I’d look at a house on earth and ask: what things have to be supplied from the outside; what things can be produced inside the house? Houses on earth have piping for water, and cabling for electricity.
Plants can be grown in a green-house using these two ingredients, and the people can sleep in a spaceship.
Comment whatever comes to your mind.
Not sure if this falls within the scope of what you’re thinking, but radiation shielding is gonna be a big part of figuring out how to make it on mars.
Don’t forget perchlorate mitigation!
I don’t see perchlorates as a big problem.
After all, plants grow quite well without soil, like hydroponics, I guess.
Where are you going to get all that water?

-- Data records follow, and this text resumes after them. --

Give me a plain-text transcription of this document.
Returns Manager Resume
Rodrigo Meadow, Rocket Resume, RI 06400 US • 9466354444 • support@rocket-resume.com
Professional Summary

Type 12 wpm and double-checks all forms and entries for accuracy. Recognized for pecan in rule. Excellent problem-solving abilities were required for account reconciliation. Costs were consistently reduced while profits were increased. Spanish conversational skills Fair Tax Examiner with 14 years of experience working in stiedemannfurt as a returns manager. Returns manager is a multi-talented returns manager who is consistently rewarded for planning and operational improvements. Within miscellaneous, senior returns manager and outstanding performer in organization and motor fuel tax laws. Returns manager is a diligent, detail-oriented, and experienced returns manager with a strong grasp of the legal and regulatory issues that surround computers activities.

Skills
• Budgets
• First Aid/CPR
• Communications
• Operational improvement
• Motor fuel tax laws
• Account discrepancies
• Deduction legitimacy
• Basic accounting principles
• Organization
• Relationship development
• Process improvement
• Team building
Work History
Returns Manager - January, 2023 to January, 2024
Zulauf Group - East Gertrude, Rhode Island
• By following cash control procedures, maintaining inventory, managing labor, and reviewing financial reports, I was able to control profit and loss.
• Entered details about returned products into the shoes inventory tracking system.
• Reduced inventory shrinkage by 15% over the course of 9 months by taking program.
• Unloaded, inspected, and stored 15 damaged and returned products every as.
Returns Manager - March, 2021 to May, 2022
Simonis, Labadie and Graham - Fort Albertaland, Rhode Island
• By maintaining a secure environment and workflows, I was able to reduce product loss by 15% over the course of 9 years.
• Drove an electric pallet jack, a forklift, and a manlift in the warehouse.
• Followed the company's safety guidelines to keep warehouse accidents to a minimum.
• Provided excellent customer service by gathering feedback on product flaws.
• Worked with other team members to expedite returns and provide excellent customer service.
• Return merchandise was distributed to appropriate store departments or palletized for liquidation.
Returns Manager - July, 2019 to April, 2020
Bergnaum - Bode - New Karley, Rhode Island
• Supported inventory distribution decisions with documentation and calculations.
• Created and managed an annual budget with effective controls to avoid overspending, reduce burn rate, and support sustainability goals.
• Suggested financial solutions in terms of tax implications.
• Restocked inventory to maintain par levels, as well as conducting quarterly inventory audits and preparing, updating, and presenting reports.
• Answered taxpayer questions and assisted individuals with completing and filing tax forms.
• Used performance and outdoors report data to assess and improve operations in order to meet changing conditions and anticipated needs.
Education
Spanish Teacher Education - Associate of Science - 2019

I was thinking three options:
- mining from underground (hoping that there’s enough ice underground/water in the mineralic crystals that can be thermically released)
- water from the atmosphere (believe it or not but the atmosphere in the early morning is actually saturated with moisture - about 0.25 mbar iirc) so it could be extracted through something similar to a room de-moisturizer
- polar caps (unrealistic in the early game)
Yeah, I guess. I’ve read on Wikipedia that a year on Mars gives a human 200 mSv of radiation. While the limit for US radiation workers is 50 mSv a year. So that’s 4x the allowed dosis.
Still, I wonder how much that can be alleviated by metal shielding. A spaceship’s outer walls are 5mm solid steel, and I’ve read somewhere that most of the radiation is particle radiation (not electromagnetic radiation), so that can be stopped with solid steel quite well. Unfortunately, I don’t have any actual numbers, though.
Edit: Source
Edit:
250 mSv: 6-month trip to Mars—radiation due to cosmic rays, which are very difficult to shield against
Apparently I was wrong. It’s not just particle radiation, it’s actual electromagnetic radiation. Which is much more difficult to deal with.
Off the top of my head, you could get some solar power with a massive array. It’s possible to generate oxygen from the Martian atmosphere, as NASA recently proved.
I would think any permanent structure on Mars is going to be more like the ISS except underground. So, basically everything will have to be resupplied from Eart. There could be some in-situ resource utilization but it’d be challenging.
I think that water is an important resource. Once that you have water and electricity, you can produce oxygen easily. And you need large quantities of water anyways.
Your Mars house will need pressurization, and some sort of airlock if you’re planning on coming and going.
Hmm yeah, airtight buildings are a challenge to construct.
That’s why I’ve favored the people on Mars living in the spaceships. The building already exists, and is naturally air-tight (after all, it has been airtight for 6 months in outer space). But that has its downsides: less protection against radiation, mostly. (due to only having 5mm of steel and 200 kg/m² CO2 above your head instead of meters full of dirt and rock.)